Jun 17, 2022 at 23:14 comment added Ilia I see, well, I can’t figure out how to modify the computation to minimize the risk for all values of 𝜃 at once. So calculus of variations just doesn’t work here?
Jun 17, 2022 at 22:22 comment added Iosif Pinelis Previous comment continued: Since the risk function (as a function of $\theta$) is in general an inifinite-dimensional vector, such a "minimization" is not always possible. When it is possible, you get a UMVUE. Of course, your pointwise application of Lagrange multipliers is wrong: again, you want to minimize the risk for all values of $\theta$ at once, not just for one value of $\theta$.

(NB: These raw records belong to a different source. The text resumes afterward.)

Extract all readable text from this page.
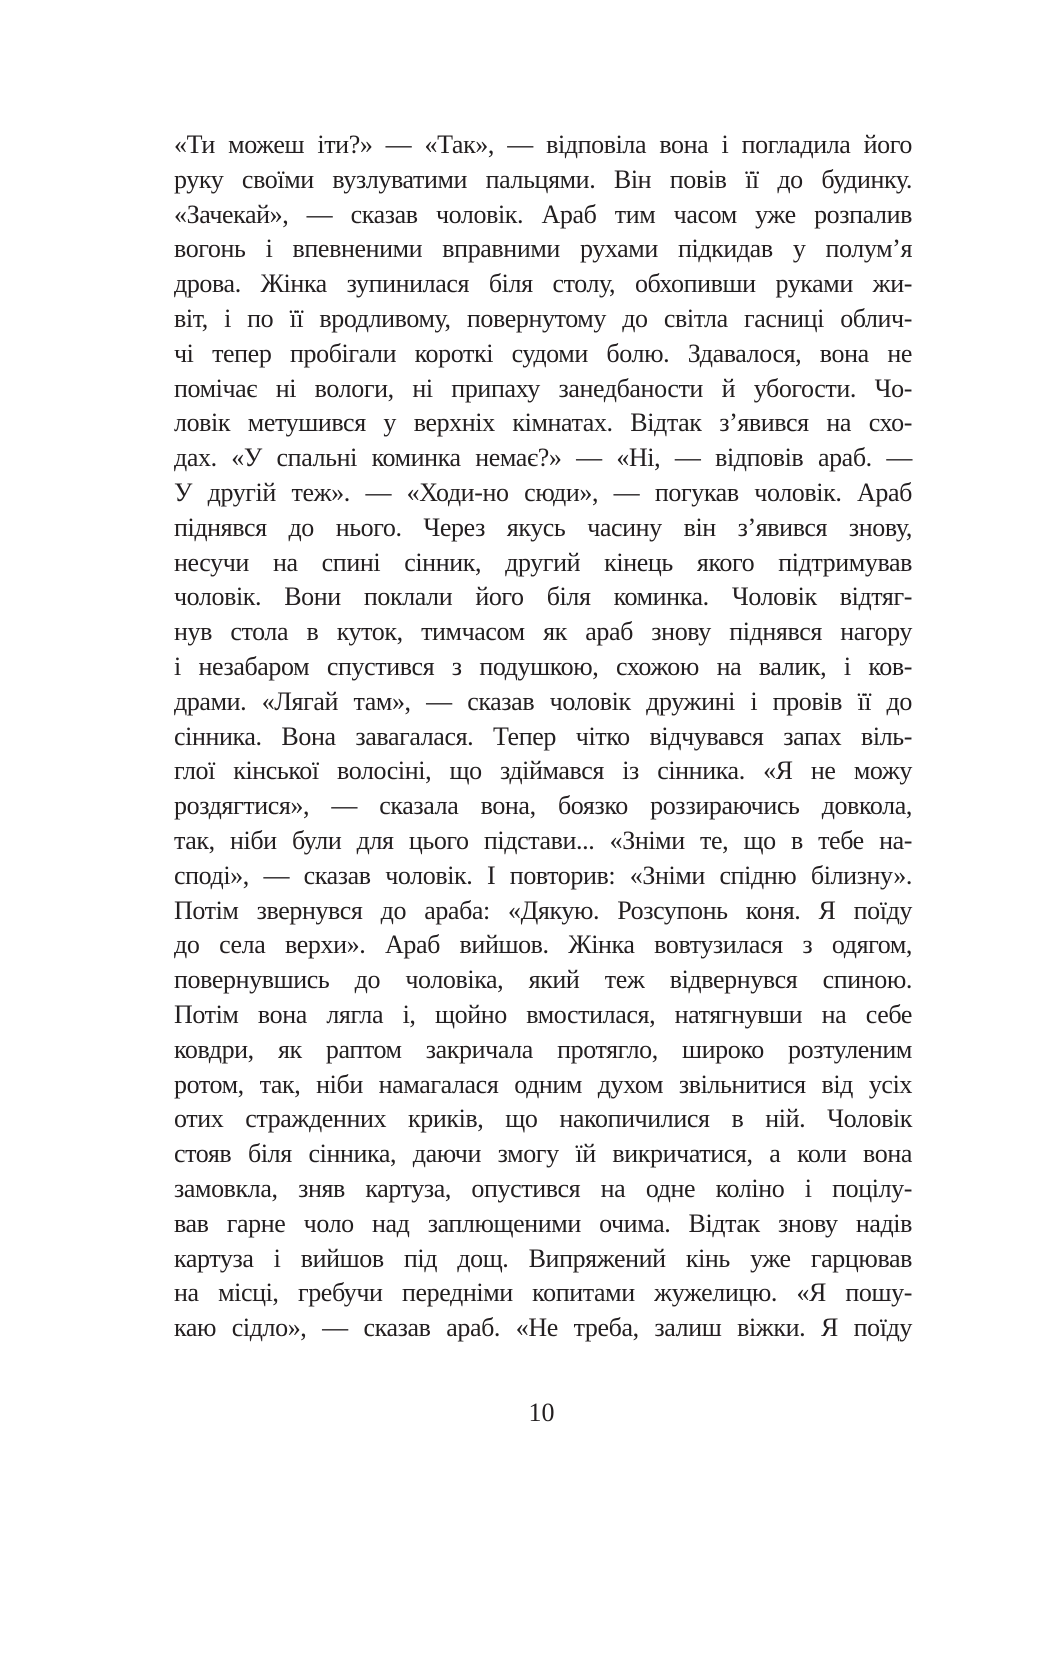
«Ти можеш іти?» — «Так», — відповіла вона і погладила його
руку своїми вузлуватими пальцями. Він повів її до будинку.
«Зачекай», — сказав чоловік. Араб тим часом уже розпалив
вогонь і впевненими вправними рухами підкидав у полум’я
дрова. Жінка зупинилася біля столу, обхопивши руками жи-
віт, і по її вродливому, повернутому до світла гасниці облич-
чі тепер пробігали короткі судоми болю. Здавалося, вона не
помічає ні вологи, ні припаху занедбаности й убогости. Чо-
ловік метушився у верхніх кімнатах. Відтак з’явився на схо-
дах. «У спальні коминка немає?» — «Ні, — відповів араб. —
У другій теж». — «Ходи-но сюди», — погукав чоловік. Араб
піднявся до нього. Через якусь часину він з’явився знову,
несучи на спині сінник, другий кінець якого підтримував
чоловік. Вони поклали його біля коминка. Чоловік відтяг-
нув стола в куток, тимчасом як араб знову піднявся нагору
і незабаром спустився з подушкою, схожою на валик, і ков-
драми. «Лягай там», — сказав чоловік дружині і провів її до
сінника. Вона завагалася. Тепер чітко відчувався запах віль-
глої кінської волосіні, що здіймався із сінника. «Я не можу
роздягтися», — сказала вона, боязко роззираючись довкола,
так, ніби були для цього підстави... «Зніми те, що в тебе на-
споді», — сказав чоловік. І повторив: «Зніми спідню білизну».
Потім звернувся до араба: «Дякую. Розсупонь коня. Я поїду
до села верхи». Араб вийшов. Жінка вовтузилася з одягом,
повернувшись до чоловіка, який теж відвернувся спиною.
Потім вона лягла і, щойно вмостилася, натягнувши на себе
ковдри, як раптом закричала протягло, широко розтуленим
ротом, так, ніби намагалася одним духом звільнитися від усіх
отих стражденних криків, що накопичилися в ній. Чоловік
стояв біля сінника, даючи змогу їй викричатися, а коли вона
замовкла, зняв картуза, опустився на одне коліно і поцілу-
вав гарне чоло над заплющеними очима. Відтак знову надів
картуза і вийшов під дощ. Випряжений кінь уже гарцював
на місці, гребучи передніми копитами жужелицю. «Я пошу-
каю сідло», — сказав араб. «Не треба, залиш віжки. Я поїду
10
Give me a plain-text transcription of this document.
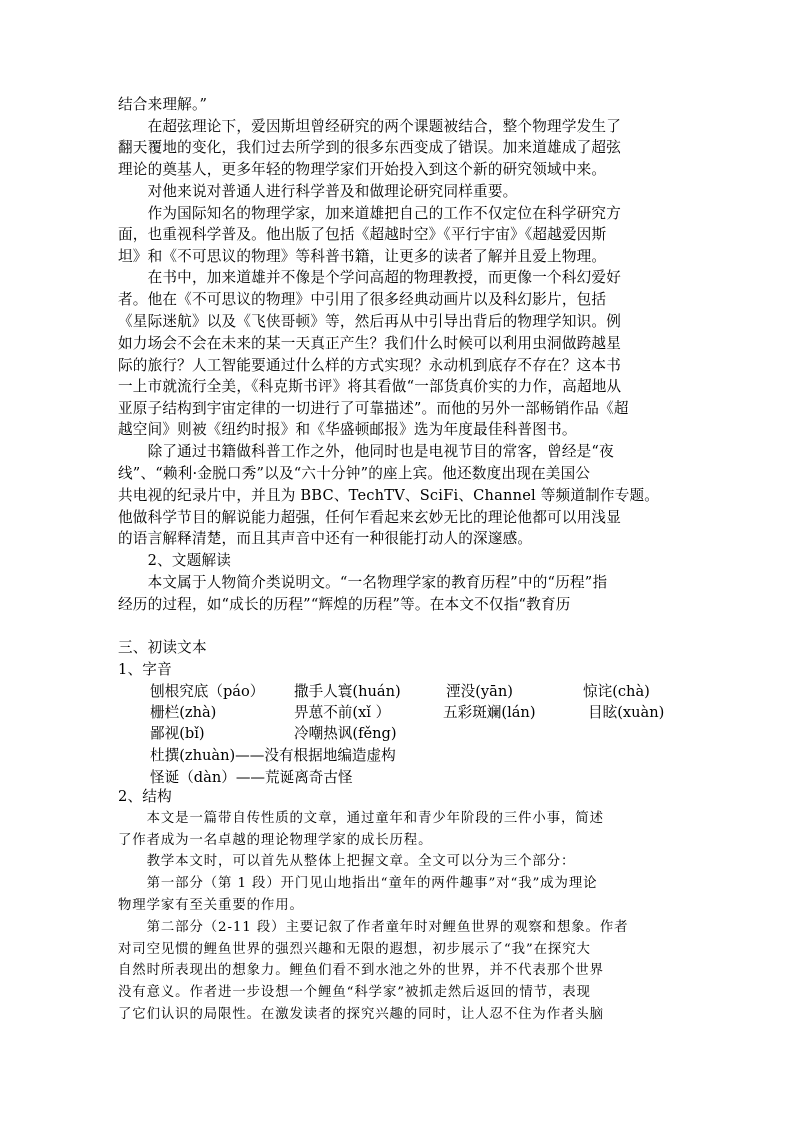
结合来理解。”
　　在超弦理论下，爱因斯坦曾经研究的两个课题被结合，整个物理学发生了
翻天覆地的变化，我们过去所学到的很多东西变成了错误。加来道雄成了超弦
理论的奠基人，更多年轻的物理学家们开始投入到这个新的研究领域中来。
　　对他来说对普通人进行科学普及和做理论研究同样重要。
　　作为国际知名的物理学家，加来道雄把自己的工作不仅定位在科学研究方
面，也重视科学普及。他出版了包括《超越时空》《平行宇宙》《超越爱因斯
坦》和《不可思议的物理》等科普书籍，让更多的读者了解并且爱上物理。
　　在书中，加来道雄并不像是个学问高超的物理教授，而更像一个科幻爱好
者。他在《不可思议的物理》中引用了很多经典动画片以及科幻影片，包括
《星际迷航》以及《飞侠哥顿》等，然后再从中引导出背后的物理学知识。例
如力场会不会在未来的某一天真正产生？我们什么时候可以利用虫洞做跨越星
际的旅行？人工智能要通过什么样的方式实现？永动机到底存不存在？这本书
一上市就流行全美，《科克斯书评》将其看做“一部货真价实的力作，高超地从
亚原子结构到宇宙定律的一切进行了可靠描述”。而他的另外一部畅销作品《超
越空间》则被《纽约时报》和《华盛顿邮报》选为年度最佳科普图书。
　　除了通过书籍做科普工作之外，他同时也是电视节目的常客，曾经是“夜
线”、“赖利·金脱口秀”以及“六十分钟”的座上宾。他还数度出现在美国公
共电视的纪录片中，并且为 BBC、TechTV、SciFi、Channel 等频道制作专题。
他做科学节目的解说能力超强，任何乍看起来玄妙无比的理论他都可以用浅显
的语言解释清楚，而且其声音中还有一种很能打动人的深邃感。
　　2、文题解读
　　本文属于人物简介类说明文。“一名物理学家的教育历程”中的“历程”指
经历的过程，如“成长的历程”“辉煌的历程”等。在本文不仅指“教育历
三、初读文本
1、字音
刨根究底（páo） 撒手人寰(huán)	湮没(yān)	惊诧(chà)
栅栏(zhà)	畀葸不前(xǐ ）	五彩斑斓(lán)	目眩(xuàn)
鄙视(bǐ)	冷嘲热讽(fěng)
杜撰(zhuàn)——没有根据地编造虚构
怪诞（dàn）——荒诞离奇古怪
2、结构
　　本文是一篇带自传性质的文章，通过童年和青少年阶段的三件小事，简述
了作者成为一名卓越的理论物理学家的成长历程。
　　教学本文时，可以首先从整体上把握文章。全文可以分为三个部分：
　　第一部分（第 1 段）开门见山地指出“童年的两件趣事”对“我”成为理论
物理学家有至关重要的作用。
　　第二部分（2-11 段）主要记叙了作者童年时对鲤鱼世界的观察和想象。作者
对司空见惯的鲤鱼世界的强烈兴趣和无限的遐想，初步展示了“我”在探究大
自然时所表现出的想象力。鲤鱼们看不到水池之外的世界，并不代表那个世界
没有意义。作者进一步设想一个鲤鱼“科学家”被抓走然后返回的情节，表现
了它们认识的局限性。在激发读者的探究兴趣的同时，让人忍不住为作者头脑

Jun 17, 2022 at 22:21 comment added Iosif Pinelis @Ilia : I did understand what you were doing. You minimize $L$ for each given value of $\theta$. So, your minimizer depends on $\theta$. Therefore, you minimizer is not an estimator. When you restrict the minimization to estimators, you want to "minimize" the entire risk function, which is a function of the estimator and of the parameter $\theta$; you should want to minimize the risk function with respect to the (unbiased) estimator.
Jun 17, 2022 at 22:14 comment added Ilia And do you agree with the computation? I don’t understand how to interpret it.
Jun 17, 2022 at 21:57 comment added Ilia I realised it is totally unclear what I want to say. Sorry for wasting your time. I completely rewrote the question and added a computation that confused me. Hopefully it is at least clear now what I was trying to do.
Jun 17, 2022 at 20:32 comment added Iosif Pinelis Previous comment continued: The function $T$ must be the same for all values of $\theta$. E.g., $\bar X:=(X_1+\dots+X_n)/n$ is an estimator, but $\bar X-\theta$ is not an estimator, since it depends on $\theta$. This is explained in any decent textbook on mathematical statistics.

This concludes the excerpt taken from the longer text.